Cinq ans après son premier Final Four, Pauline Coatanea retrouve Budapest avec Brest. Déjà présente lors de l’épopée de 2021, l’ailière bretonne s’apprête à défier une nouvelle fois Győr en demi-finale de Ligue des champions. Avec l’expérience acquise et un titre de championnes de France fraîchement décroché, elle croit plus que jamais aux chances brestoises.
Budapest, ses souvenirs et ses émotions. Cinq ans après la première qualification historique de Brest pour le Final Four de la Ligue des champions, les Brestoises retrouvent la capitale hongroise pour tenter d’écrire une nouvelle page de leur histoire. Parmi elles, une joueuse incarne ce lien entre les deux générations : Pauline Coatanea.
Arrivée à Brest à 23 ans après un passage à Nantes, l’ailière n’a jamais quitté son club de cœur. Déjà présente lors de la campagne européenne de 2021, elle mesure le chemin parcouru et savoure ce retour tant attendu.
« Super fière d’être ici aujourd’hui. C’est vrai que cinq ans, c’était long avant d’y retourner. Mais aujourd’hui, je ressens qu’on a un effectif qui est comme il y a cinq ans, avec de l’expérience, avec des jeunes et qu’on peut vraiment performer ce week-end. Donc on a toute l’ambition d’atteindre la finale dimanche et de la gagner. »
Un discours ambitieux porté par une équipe qui arrive lancée dans ce rendez-vous européen. Dimanche dernier, les Bretonnes ont décroché le titre de championnes de France, le premier depuis… 2021, l’année de leur précédent Final Four.

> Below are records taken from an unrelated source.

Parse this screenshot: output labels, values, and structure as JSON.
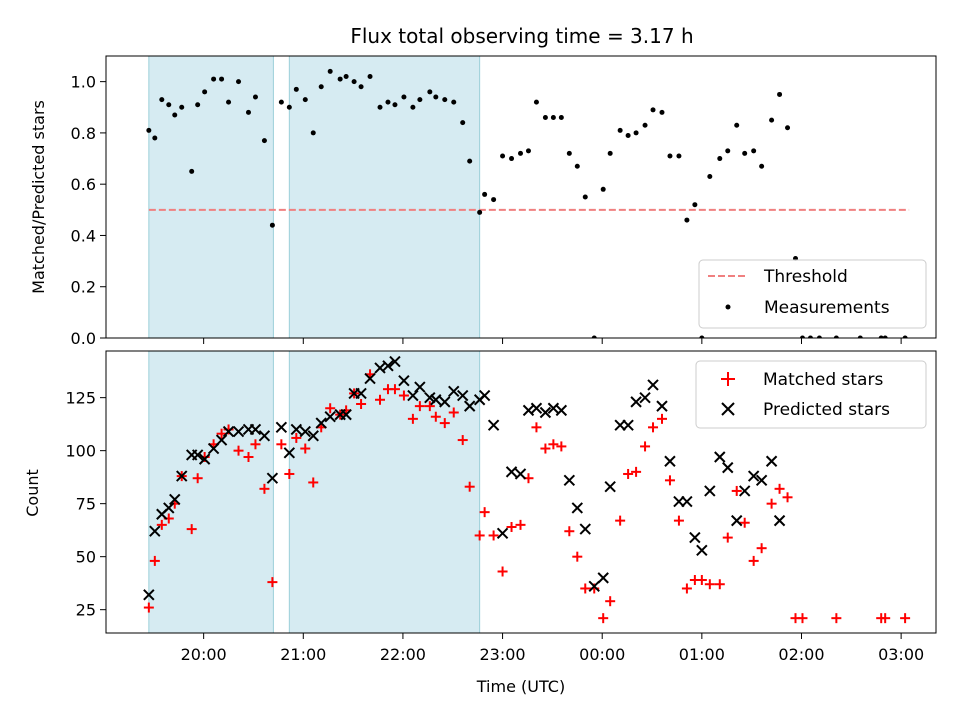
{
  "chart_data": [
    {
      "type": "scatter",
      "title": "Flux total observing time = 3.17 h",
      "xlabel": "",
      "ylabel": "Matched/Predicted stars",
      "ylim": [
        0,
        1.1
      ],
      "yticks": [
        0.0,
        0.2,
        0.4,
        0.6,
        0.8,
        1.0
      ],
      "ytick_labels": [
        "0.0",
        "0.2",
        "0.4",
        "0.6",
        "0.8",
        "1.0"
      ],
      "x_unit": "hours after 00:00 UTC of first night",
      "xlim": [
        19.02,
        27.35
      ],
      "legend_position": "lower-right",
      "legend": [
        {
          "name": "Threshold",
          "color": "#f08080"
        },
        {
          "name": "Measurements",
          "color": "#000000"
        }
      ],
      "shaded_intervals": [
        [
          19.45,
          20.7
        ],
        [
          20.86,
          22.77
        ]
      ],
      "threshold": {
        "value": 0.5,
        "x_range": [
          19.45,
          27.08
        ]
      },
      "x": [
        19.45,
        19.51,
        19.58,
        19.65,
        19.71,
        19.78,
        19.88,
        19.94,
        20.01,
        20.1,
        20.18,
        20.25,
        20.35,
        20.45,
        20.52,
        20.61,
        20.69,
        20.78,
        20.86,
        20.93,
        21.02,
        21.1,
        21.18,
        21.27,
        21.37,
        21.43,
        21.51,
        21.58,
        21.67,
        21.77,
        21.85,
        21.92,
        22.01,
        22.1,
        22.17,
        22.27,
        22.33,
        22.42,
        22.51,
        22.6,
        22.67,
        22.77,
        22.82,
        22.91,
        23.0,
        23.09,
        23.18,
        23.26,
        23.34,
        23.43,
        23.51,
        23.59,
        23.67,
        23.75,
        23.83,
        23.92,
        24.01,
        24.08,
        24.18,
        24.26,
        24.34,
        24.43,
        24.51,
        24.6,
        24.68,
        24.77,
        24.85,
        24.93,
        25.0,
        25.08,
        25.18,
        25.26,
        25.35,
        25.43,
        25.52,
        25.6,
        25.7,
        25.78,
        25.86,
        25.94,
        26.01,
        26.09,
        26.18,
        26.35,
        26.59,
        26.8,
        26.84,
        27.04
      ],
      "values": [
        0.81,
        0.78,
        0.93,
        0.91,
        0.87,
        0.9,
        0.65,
        0.91,
        0.96,
        1.01,
        1.01,
        0.92,
        1.0,
        0.88,
        0.94,
        0.77,
        0.44,
        0.92,
        0.9,
        0.97,
        0.93,
        0.8,
        0.98,
        1.04,
        1.01,
        1.02,
        1.0,
        0.98,
        1.02,
        0.9,
        0.92,
        0.91,
        0.94,
        0.9,
        0.93,
        0.96,
        0.94,
        0.93,
        0.92,
        0.84,
        0.69,
        0.49,
        0.56,
        0.54,
        0.71,
        0.7,
        0.72,
        0.73,
        0.92,
        0.86,
        0.86,
        0.86,
        0.72,
        0.67,
        0.55,
        0.0,
        0.58,
        0.72,
        0.81,
        0.79,
        0.8,
        0.83,
        0.89,
        0.88,
        0.71,
        0.71,
        0.46,
        0.52,
        0.0,
        0.63,
        0.7,
        0.73,
        0.83,
        0.72,
        0.73,
        0.67,
        0.85,
        0.95,
        0.82,
        0.31,
        0.0,
        0.0,
        0.0,
        0.0,
        0.0,
        0.0,
        0.0,
        0.0
      ]
    },
    {
      "type": "scatter",
      "title": "",
      "xlabel": "Time (UTC)",
      "ylabel": "Count",
      "ylim": [
        14,
        147
      ],
      "yticks": [
        25,
        50,
        75,
        100,
        125
      ],
      "ytick_labels": [
        "25",
        "50",
        "75",
        "100",
        "125"
      ],
      "x_unit": "hours after 00:00 UTC of first night",
      "xlim": [
        19.02,
        27.35
      ],
      "xticks": [
        20,
        21,
        22,
        23,
        24,
        25,
        26,
        27
      ],
      "xtick_labels": [
        "20:00",
        "21:00",
        "22:00",
        "23:00",
        "00:00",
        "01:00",
        "02:00",
        "03:00"
      ],
      "legend_position": "upper-right",
      "shaded_intervals": [
        [
          19.45,
          20.7
        ],
        [
          20.86,
          22.77
        ]
      ],
      "series": [
        {
          "name": "Matched stars",
          "marker": "plus",
          "color": "#ff0000",
          "points": [
            [
              19.45,
              26
            ],
            [
              19.51,
              48
            ],
            [
              19.58,
              65
            ],
            [
              19.65,
              68
            ],
            [
              19.71,
              75
            ],
            [
              19.78,
              88
            ],
            [
              19.88,
              63
            ],
            [
              19.94,
              87
            ],
            [
              20.01,
              97
            ],
            [
              20.1,
              103
            ],
            [
              20.18,
              108
            ],
            [
              20.25,
              110
            ],
            [
              20.35,
              100
            ],
            [
              20.45,
              97
            ],
            [
              20.52,
              103
            ],
            [
              20.61,
              82
            ],
            [
              20.69,
              38
            ],
            [
              20.78,
              103
            ],
            [
              20.86,
              89
            ],
            [
              20.93,
              106
            ],
            [
              21.02,
              101
            ],
            [
              21.1,
              85
            ],
            [
              21.18,
              111
            ],
            [
              21.27,
              120
            ],
            [
              21.37,
              117
            ],
            [
              21.43,
              119
            ],
            [
              21.51,
              127
            ],
            [
              21.58,
              122
            ],
            [
              21.67,
              136
            ],
            [
              21.77,
              124
            ],
            [
              21.85,
              129
            ],
            [
              21.92,
              129
            ],
            [
              22.01,
              126
            ],
            [
              22.1,
              115
            ],
            [
              22.17,
              121
            ],
            [
              22.27,
              121
            ],
            [
              22.33,
              116
            ],
            [
              22.42,
              113
            ],
            [
              22.51,
              118
            ],
            [
              22.6,
              105
            ],
            [
              22.67,
              83
            ],
            [
              22.77,
              60
            ],
            [
              22.82,
              71
            ],
            [
              22.91,
              60
            ],
            [
              23.0,
              43
            ],
            [
              23.09,
              64
            ],
            [
              23.18,
              65
            ],
            [
              23.26,
              87
            ],
            [
              23.34,
              111
            ],
            [
              23.43,
              101
            ],
            [
              23.51,
              103
            ],
            [
              23.59,
              102
            ],
            [
              23.67,
              62
            ],
            [
              23.75,
              50
            ],
            [
              23.83,
              35
            ],
            [
              23.92,
              35
            ],
            [
              24.01,
              21
            ],
            [
              24.08,
              29
            ],
            [
              24.18,
              67
            ],
            [
              24.26,
              89
            ],
            [
              24.34,
              90
            ],
            [
              24.43,
              102
            ],
            [
              24.51,
              111
            ],
            [
              24.6,
              115
            ],
            [
              24.68,
              86
            ],
            [
              24.77,
              67
            ],
            [
              24.85,
              35
            ],
            [
              24.93,
              39
            ],
            [
              25.0,
              39
            ],
            [
              25.08,
              37
            ],
            [
              25.18,
              37
            ],
            [
              25.26,
              59
            ],
            [
              25.35,
              81
            ],
            [
              25.43,
              66
            ],
            [
              25.52,
              48
            ],
            [
              25.6,
              54
            ],
            [
              25.7,
              75
            ],
            [
              25.78,
              82
            ],
            [
              25.86,
              78
            ],
            [
              25.94,
              21
            ],
            [
              26.01,
              21
            ],
            [
              26.35,
              21
            ],
            [
              26.8,
              21
            ],
            [
              26.84,
              21
            ],
            [
              27.04,
              21
            ]
          ]
        },
        {
          "name": "Predicted stars",
          "marker": "x",
          "color": "#000000",
          "points": [
            [
              19.45,
              32
            ],
            [
              19.51,
              62
            ],
            [
              19.58,
              70
            ],
            [
              19.65,
              73
            ],
            [
              19.71,
              77
            ],
            [
              19.78,
              88
            ],
            [
              19.88,
              98
            ],
            [
              19.94,
              98
            ],
            [
              20.01,
              96
            ],
            [
              20.1,
              101
            ],
            [
              20.18,
              105
            ],
            [
              20.25,
              109
            ],
            [
              20.35,
              109
            ],
            [
              20.45,
              110
            ],
            [
              20.52,
              110
            ],
            [
              20.61,
              107
            ],
            [
              20.69,
              87
            ],
            [
              20.78,
              111
            ],
            [
              20.86,
              99
            ],
            [
              20.93,
              110
            ],
            [
              21.02,
              109
            ],
            [
              21.1,
              107
            ],
            [
              21.18,
              113
            ],
            [
              21.27,
              116
            ],
            [
              21.37,
              117
            ],
            [
              21.43,
              117
            ],
            [
              21.51,
              127
            ],
            [
              21.58,
              127
            ],
            [
              21.67,
              134
            ],
            [
              21.77,
              139
            ],
            [
              21.85,
              140
            ],
            [
              21.92,
              142
            ],
            [
              22.01,
              133
            ],
            [
              22.1,
              126
            ],
            [
              22.17,
              130
            ],
            [
              22.27,
              125
            ],
            [
              22.33,
              124
            ],
            [
              22.42,
              123
            ],
            [
              22.51,
              128
            ],
            [
              22.6,
              126
            ],
            [
              22.67,
              121
            ],
            [
              22.77,
              124
            ],
            [
              22.82,
              126
            ],
            [
              22.91,
              112
            ],
            [
              23.0,
              61
            ],
            [
              23.09,
              90
            ],
            [
              23.18,
              89
            ],
            [
              23.26,
              119
            ],
            [
              23.34,
              120
            ],
            [
              23.43,
              118
            ],
            [
              23.51,
              120
            ],
            [
              23.59,
              119
            ],
            [
              23.67,
              86
            ],
            [
              23.75,
              73
            ],
            [
              23.83,
              63
            ],
            [
              23.92,
              36
            ],
            [
              24.01,
              40
            ],
            [
              24.08,
              83
            ],
            [
              24.18,
              112
            ],
            [
              24.26,
              112
            ],
            [
              24.34,
              123
            ],
            [
              24.43,
              125
            ],
            [
              24.51,
              131
            ],
            [
              24.6,
              121
            ],
            [
              24.68,
              95
            ],
            [
              24.77,
              76
            ],
            [
              24.85,
              76
            ],
            [
              24.93,
              59
            ],
            [
              25.0,
              53
            ],
            [
              25.08,
              81
            ],
            [
              25.18,
              97
            ],
            [
              25.26,
              92
            ],
            [
              25.35,
              67
            ],
            [
              25.43,
              81
            ],
            [
              25.52,
              88
            ],
            [
              25.6,
              86
            ],
            [
              25.7,
              95
            ],
            [
              25.78,
              67
            ]
          ]
        }
      ]
    }
  ]
}
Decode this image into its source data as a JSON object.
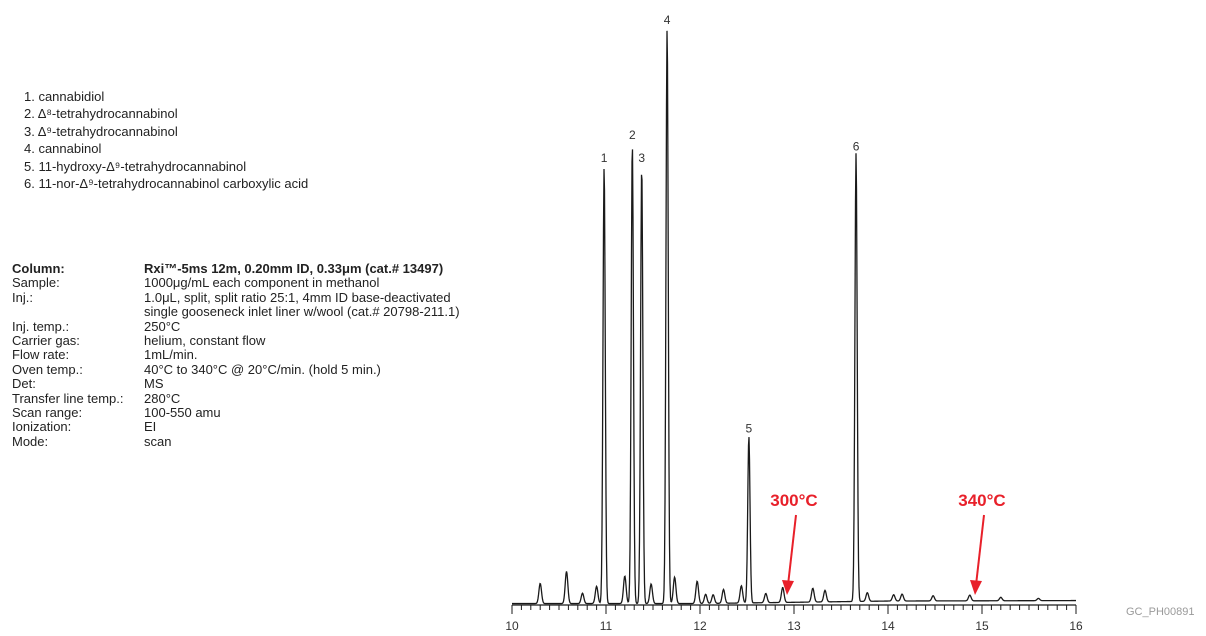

Si la fête a suivi ce sacre national, les regards étaient déjà tournés vers Budapest. « C’est vrai qu’à partir du moment où on a gagné dimanche, il y a eu un peu la fête, la célébration. Mais j’étais déjà aussi portée vers ce Final Four, donc je suis forcément concentrée. On a essayé vraiment de partager entre nous, avec les joueuses, les ressentis. Affiner la tactique au fur et à mesure chaque jour. On a fait beaucoup de vidéos. On a hâte de jouer maintenant. »
Depuis 2021, beaucoup de choses ont changé à Brest, à commencer par le banc. À l’époque, l’équipe était dirigée par Laurent Bezeau. Aujourd’hui, c’est Raphaëlle Tervel qui mène le groupe. L’ancienne joueuse de Győr apporte une expérience précieuse du très haut niveau et des grands rendez-vous européens.
« L’expérience de Raphaëlle Tervel est hyper importante. Elle nous aide vraiment à prendre la mesure de la chance qu’on a d’être ici. Et que tout est possible dans un Final Four. »
Tout est possible, même face à l’ogre hongrois. Le tirage a offert aux Brestoises un remake de la demi-finale de 2021 contre Győri ETO KC, tenant du titre et favori à sa succession. Un adversaire que Brest avait réussi à faire tomber au terme d’un scénario totalement fou, après prolongation et séance de tirs au but.
Cette fois encore, le défi s’annonce immense. Győr évoluera presque à domicile devant près de 20 000 spectateurs acquis à sa cause. Une atmosphère qui n’effraie pourtant pas Pauline Coatanea.
« Je trouve que c’est une équipe qu’on a toujours réussi à regarder vraiment droit dans les yeux. Et à leur poser beaucoup de problèmes. Donc demain, on va forcément avoir la même stratégie. »
Pour l’ex-internationale française, le statut de favori peut même devenir un poids pour les Hongroises. « Que la pression soit autant contre elles. Que le public soit plus lourd pour elles. Et que nous, on vive pleinement ce match. Puis tout est possible. Elles ont leurs failles, donc on va les exploiter au maximum. »
L’ailière brestoise sait aussi ce qu’une victoire représenterait. Aucun club français féminin n’a encore remporté la Ligue des champions. Ni Brest, ni Metz n’ont réussi à inscrire leur nom au palmarès de la compétition.
« Ça serait incroyable.C’est mon club de cœur, donc me dire qu’on a été championnes avec Brest, ça serait le Graal. Et puis pour la France aussi, parce que la France n’a jamais gagné de titre en Ligue des champions. »
Cette fois, contrairement à 2021, les supporters brestois seront présents dans les tribunes pour accompagner leur équipe. « C’est vrai que c’était assez spécial à l’époque. Aujourd’hui, on a les supporters qui seront là. Ils seront forcément moins nombreux que ceux de Győr, mais ils seront présents. Et du coup, on va pouvoir partager ça avec eux. »
Cinq ans après leur médaille d’argent, les Brestoises se retrouvent face au même adversaire, dans la même ville, avec les mêmes rêves. Et avec une Pauline Coatanea plus déterminée que jamais à réecrire l’histoire.